Обычно они рассматриваются как совпадающие или пересекающиеся процессы. Однако анализ человеческого познания, интенсивно проводившийся во второй половине XIX и на всем протяжении XX века, выявил между ними существенные различия. Неокантианцы В. Виндельбанд, Г. Риккерт и другие утверждали, что познание природы в корне отличается от познания общества и человека. Явления природы, утверждали они, подчиняются объективным законам, явления же социальной жизни и культуры зависят от совершенно индивидуальных особенностей людей и неповторимых исторических ситуаций. Поэтому познание природы является генерализирующим, или обобщающим, а познание социальных явлений индивидуализирующим. Соответственно для естествознания основная задача — подведение единичных фактов под общие законы, а для социального познания главным является постижение внутренних установок мотивов деятельности и скрытых смыслов, определяющих поступки людей.
На основании этого В. Дильтей утверждал, что основным методом познания в естественных науках является объяснение, а в науках о культуре и человеке — понимание. Верно ли это? В действительности в таком подходе есть как правильные, так и ошибочные моменты. Верно, что современное естествознание стремится установить прежде всего законы явлений и подвести под них единичные эмпирические знания. Неверно же, что науки об обществе не отражают объективных законов и не пользуются ими для объяснения социально исторических явлений и деятельности индивидов. Верно, что понимание взглядов, мнений, убеждений, верований и целей других людей — чрезвычайно сложная задача, тем более что многие люди неправильно или не до конца понимают самих себя, а иногда намеренно стремятся ввести в заблуждение. Неверно, что понимание неприменимо к явлениям природы. Каждый, кто изучал естественные или технические науки, не раз убеждался, как трудно и как важно понять то или иное явление, закон или результат эксперимента. Поэтому правильно считать, что объяснение и понимание — два взаимодополняющих познавательных процесса, используемых и в естественнонаучном, и в социальном, и в техническом познании.

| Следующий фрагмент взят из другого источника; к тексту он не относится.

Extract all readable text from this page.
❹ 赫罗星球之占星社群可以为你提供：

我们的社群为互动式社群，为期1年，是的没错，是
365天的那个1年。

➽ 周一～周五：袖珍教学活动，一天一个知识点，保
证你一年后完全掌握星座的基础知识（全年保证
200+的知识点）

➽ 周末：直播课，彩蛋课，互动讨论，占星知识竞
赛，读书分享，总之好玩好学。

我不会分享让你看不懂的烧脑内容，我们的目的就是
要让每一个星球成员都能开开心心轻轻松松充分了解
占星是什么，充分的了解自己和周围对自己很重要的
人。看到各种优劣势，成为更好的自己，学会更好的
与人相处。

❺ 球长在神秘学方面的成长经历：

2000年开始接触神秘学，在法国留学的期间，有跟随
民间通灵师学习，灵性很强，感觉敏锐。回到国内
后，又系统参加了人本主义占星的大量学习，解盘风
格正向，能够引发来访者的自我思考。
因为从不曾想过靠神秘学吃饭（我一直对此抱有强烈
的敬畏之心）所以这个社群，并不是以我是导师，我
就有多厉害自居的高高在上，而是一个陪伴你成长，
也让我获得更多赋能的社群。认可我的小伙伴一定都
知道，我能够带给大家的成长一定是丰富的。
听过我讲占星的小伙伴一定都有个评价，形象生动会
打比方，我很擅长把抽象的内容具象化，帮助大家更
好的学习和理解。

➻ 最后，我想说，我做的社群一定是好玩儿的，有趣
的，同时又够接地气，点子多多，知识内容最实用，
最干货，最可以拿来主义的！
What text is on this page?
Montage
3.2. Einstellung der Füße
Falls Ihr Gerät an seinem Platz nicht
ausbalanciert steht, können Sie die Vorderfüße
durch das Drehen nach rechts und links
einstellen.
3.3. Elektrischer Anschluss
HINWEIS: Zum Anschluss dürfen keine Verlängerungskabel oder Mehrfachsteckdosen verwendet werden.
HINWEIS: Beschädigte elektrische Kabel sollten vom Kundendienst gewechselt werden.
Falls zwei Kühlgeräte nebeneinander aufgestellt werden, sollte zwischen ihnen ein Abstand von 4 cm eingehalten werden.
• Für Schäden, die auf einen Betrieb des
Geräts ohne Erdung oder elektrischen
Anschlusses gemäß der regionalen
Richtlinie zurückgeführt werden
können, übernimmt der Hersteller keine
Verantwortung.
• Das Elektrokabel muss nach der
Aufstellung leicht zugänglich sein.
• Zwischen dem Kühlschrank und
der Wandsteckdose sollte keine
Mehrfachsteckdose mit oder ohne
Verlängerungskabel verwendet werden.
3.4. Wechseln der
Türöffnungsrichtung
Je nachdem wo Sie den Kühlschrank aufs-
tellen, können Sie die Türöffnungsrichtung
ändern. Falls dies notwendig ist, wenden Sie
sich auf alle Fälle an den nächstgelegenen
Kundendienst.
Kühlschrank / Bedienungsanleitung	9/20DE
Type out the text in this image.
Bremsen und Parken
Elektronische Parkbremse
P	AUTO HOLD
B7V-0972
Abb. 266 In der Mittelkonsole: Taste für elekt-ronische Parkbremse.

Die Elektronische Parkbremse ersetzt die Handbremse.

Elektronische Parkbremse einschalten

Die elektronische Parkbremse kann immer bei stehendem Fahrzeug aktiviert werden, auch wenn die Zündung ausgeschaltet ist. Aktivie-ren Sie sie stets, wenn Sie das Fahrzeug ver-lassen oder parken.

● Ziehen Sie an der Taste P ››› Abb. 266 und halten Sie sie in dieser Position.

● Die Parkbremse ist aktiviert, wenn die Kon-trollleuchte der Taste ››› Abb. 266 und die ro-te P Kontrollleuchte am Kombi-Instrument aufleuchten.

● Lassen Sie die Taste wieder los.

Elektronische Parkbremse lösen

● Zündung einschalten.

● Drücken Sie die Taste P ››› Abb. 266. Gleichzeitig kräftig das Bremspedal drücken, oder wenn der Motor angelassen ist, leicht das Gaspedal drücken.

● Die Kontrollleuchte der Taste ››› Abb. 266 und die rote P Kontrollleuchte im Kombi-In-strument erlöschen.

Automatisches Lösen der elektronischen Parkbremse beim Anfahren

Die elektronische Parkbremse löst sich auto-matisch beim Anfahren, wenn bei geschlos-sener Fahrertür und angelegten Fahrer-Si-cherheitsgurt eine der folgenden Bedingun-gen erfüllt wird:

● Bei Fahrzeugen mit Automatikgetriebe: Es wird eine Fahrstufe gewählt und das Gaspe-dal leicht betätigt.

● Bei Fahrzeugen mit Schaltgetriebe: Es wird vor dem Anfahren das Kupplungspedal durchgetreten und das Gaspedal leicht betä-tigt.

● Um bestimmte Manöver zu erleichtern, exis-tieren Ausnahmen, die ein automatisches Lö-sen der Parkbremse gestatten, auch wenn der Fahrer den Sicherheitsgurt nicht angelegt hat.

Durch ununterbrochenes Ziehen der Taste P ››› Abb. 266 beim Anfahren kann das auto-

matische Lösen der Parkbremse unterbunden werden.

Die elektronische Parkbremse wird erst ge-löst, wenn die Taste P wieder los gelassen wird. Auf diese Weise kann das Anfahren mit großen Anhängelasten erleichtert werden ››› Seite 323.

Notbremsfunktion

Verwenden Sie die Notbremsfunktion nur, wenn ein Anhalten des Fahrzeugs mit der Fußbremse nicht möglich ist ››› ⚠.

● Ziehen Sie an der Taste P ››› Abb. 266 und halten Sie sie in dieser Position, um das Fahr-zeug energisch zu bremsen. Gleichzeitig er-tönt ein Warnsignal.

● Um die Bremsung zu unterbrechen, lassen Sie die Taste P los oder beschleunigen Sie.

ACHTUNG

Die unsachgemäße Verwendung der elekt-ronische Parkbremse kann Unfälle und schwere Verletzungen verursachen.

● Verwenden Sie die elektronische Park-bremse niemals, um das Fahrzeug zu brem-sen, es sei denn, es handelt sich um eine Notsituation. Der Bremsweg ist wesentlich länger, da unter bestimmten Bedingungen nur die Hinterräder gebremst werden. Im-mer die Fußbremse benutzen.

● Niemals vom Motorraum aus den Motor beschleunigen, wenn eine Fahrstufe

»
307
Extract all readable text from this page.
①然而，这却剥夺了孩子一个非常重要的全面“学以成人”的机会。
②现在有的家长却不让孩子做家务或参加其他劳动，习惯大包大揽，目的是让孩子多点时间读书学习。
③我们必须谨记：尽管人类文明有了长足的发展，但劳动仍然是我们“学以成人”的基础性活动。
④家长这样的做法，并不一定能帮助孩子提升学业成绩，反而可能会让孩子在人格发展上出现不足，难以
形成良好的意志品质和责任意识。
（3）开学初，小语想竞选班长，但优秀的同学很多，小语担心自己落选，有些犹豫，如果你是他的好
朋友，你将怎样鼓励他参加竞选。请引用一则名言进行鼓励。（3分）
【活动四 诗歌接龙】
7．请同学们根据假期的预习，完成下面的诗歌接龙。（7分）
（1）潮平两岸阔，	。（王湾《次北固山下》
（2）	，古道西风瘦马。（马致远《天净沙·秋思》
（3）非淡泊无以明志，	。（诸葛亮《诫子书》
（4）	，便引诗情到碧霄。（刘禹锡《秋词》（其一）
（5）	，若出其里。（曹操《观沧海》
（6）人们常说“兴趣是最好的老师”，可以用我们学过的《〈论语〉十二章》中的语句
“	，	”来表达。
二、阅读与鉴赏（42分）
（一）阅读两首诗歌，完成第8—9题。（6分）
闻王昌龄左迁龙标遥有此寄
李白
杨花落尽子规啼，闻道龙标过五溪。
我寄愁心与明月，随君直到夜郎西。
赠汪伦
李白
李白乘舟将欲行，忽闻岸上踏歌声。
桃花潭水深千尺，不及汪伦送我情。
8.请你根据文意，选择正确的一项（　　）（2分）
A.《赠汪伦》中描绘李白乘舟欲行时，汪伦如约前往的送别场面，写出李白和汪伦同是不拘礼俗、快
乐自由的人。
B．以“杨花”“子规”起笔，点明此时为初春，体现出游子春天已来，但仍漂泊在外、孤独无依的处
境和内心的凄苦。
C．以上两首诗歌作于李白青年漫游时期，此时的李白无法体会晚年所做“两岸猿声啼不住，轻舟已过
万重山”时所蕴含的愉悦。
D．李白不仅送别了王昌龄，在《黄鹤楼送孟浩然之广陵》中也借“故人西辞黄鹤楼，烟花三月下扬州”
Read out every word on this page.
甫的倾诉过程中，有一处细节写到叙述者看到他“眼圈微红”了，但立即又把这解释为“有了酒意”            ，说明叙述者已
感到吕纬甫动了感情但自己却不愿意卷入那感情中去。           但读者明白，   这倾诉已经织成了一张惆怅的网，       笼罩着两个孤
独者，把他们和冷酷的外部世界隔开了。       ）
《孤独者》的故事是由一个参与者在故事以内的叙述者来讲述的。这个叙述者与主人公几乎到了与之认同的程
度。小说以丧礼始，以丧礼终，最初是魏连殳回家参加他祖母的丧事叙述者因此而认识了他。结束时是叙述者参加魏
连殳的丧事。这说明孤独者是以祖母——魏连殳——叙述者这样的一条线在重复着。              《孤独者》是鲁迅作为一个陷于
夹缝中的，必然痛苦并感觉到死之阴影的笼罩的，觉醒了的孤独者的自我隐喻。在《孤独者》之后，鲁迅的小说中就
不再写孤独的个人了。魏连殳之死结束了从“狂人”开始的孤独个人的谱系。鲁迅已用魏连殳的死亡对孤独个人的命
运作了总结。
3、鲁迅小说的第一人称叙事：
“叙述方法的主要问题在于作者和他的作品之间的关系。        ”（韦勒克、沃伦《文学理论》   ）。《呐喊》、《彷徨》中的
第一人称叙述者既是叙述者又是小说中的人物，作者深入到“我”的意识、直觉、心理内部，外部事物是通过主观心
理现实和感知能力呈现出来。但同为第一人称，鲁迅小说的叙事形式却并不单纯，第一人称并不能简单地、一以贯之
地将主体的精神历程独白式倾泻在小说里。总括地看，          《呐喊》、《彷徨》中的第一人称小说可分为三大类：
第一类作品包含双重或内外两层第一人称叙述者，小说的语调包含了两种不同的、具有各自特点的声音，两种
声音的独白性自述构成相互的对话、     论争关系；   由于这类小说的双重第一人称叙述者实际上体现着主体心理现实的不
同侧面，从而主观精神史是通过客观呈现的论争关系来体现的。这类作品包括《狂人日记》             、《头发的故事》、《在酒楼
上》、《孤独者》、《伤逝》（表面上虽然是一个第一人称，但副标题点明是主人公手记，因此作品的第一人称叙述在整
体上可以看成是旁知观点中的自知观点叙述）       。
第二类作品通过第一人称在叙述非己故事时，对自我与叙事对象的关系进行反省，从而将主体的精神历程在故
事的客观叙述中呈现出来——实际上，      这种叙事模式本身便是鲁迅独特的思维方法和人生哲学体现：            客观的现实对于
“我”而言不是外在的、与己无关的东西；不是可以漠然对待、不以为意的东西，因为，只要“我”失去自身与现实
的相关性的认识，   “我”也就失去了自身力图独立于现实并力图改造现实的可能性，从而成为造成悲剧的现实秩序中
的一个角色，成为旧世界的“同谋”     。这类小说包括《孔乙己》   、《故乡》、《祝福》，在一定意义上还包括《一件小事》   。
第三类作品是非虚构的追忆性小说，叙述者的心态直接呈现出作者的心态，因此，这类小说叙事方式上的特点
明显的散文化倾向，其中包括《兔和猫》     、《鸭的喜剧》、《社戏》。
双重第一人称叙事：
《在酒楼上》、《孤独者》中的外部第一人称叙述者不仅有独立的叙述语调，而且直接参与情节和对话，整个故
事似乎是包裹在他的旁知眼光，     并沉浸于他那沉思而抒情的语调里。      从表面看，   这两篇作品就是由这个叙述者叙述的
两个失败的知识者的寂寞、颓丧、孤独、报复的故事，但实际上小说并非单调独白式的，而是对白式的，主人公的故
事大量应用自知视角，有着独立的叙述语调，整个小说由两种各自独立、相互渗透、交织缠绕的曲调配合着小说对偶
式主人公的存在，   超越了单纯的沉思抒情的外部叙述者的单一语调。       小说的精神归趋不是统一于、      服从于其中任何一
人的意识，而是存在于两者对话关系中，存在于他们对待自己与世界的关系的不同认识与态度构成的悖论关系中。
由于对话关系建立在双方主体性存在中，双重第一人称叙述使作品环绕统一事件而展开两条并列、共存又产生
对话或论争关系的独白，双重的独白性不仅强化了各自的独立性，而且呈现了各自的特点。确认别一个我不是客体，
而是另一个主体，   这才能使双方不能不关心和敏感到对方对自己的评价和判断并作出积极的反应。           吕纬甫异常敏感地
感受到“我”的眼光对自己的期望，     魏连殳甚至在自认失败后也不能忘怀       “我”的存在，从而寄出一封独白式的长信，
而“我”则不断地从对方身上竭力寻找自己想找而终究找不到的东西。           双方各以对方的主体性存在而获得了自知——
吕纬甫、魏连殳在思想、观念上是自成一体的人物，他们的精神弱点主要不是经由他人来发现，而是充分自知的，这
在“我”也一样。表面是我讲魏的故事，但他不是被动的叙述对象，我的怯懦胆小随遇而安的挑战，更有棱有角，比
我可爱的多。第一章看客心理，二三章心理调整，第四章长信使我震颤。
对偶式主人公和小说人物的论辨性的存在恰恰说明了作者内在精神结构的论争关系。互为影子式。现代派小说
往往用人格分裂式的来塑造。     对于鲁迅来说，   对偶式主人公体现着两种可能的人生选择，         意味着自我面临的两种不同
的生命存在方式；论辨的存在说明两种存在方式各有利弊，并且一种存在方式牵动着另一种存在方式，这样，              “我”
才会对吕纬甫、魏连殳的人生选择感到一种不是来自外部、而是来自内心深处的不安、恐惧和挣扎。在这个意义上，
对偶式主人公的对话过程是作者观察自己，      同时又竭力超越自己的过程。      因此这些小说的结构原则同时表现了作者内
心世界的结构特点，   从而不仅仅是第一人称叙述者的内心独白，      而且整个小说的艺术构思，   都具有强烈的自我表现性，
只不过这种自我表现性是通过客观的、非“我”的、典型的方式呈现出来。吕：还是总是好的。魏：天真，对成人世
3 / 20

Теория познания различает структурные объяснения, отвечающие на вопрос, как устроен объект, например каков состав и взаимосвязь элементарных частиц в атоме; функциональные объяснения, отвечающие на вопрос, как действует и функционирует объект, например животное, индивидуальный человек или определенный производственный коллектив; причинные объяснения, отвечающие на вопрос, почему возникло данное явление, почему именно данный набор факторов привел к такому-то или другому следствию, и т. д. При этом в процессе объяснения мы используем уже имеющиеся знания для объяснения других. Переход от более общих знаний к более конкретным и эмпирическим и составляет процедуру объяснения. Причем одно и то же явление может объясняться иногда по-разному, в зависимости от того, какие законы, концепции и теоретические взгляды положены в основу объяснения. Так, вращение планет вокруг Солнца можно объяснить — исходя из классической небесной механики — действием сил притяжения.
Исходя же из общей теории относительности — искривлением околосолнечного пространства в поле его тяготения. Какое из этих объяснений более правильное, решает физика. Философская же задача состоит в исследовании структуры объяснения и условий, при которых оно дает правильные знания объясняемых явлений. Это подводит нас вплотную к вопросу об истинности знаний. Знания, которые служат основанием для объяснения, называются «объясняющим». Знания, которые ими обосновываются, называются «объясняемым». В качестве объясняющего могут выступать не только законы, но и отдельные факты. Например, факт, состоящий в катастрофе атомного реактора, может дать объяснение факту повышения радиоактивности атмосферы над близлежащей территорией. В качестве объясняемого могут выступать не только факты, но и законы меньшей общности. Так, известный из курса элементарной физики закон Ома может быть объяснен либо на основе так называемой модели электронного газа Лоренца — Друде, либо на основе еще более фундаментальных законов квантовой физики.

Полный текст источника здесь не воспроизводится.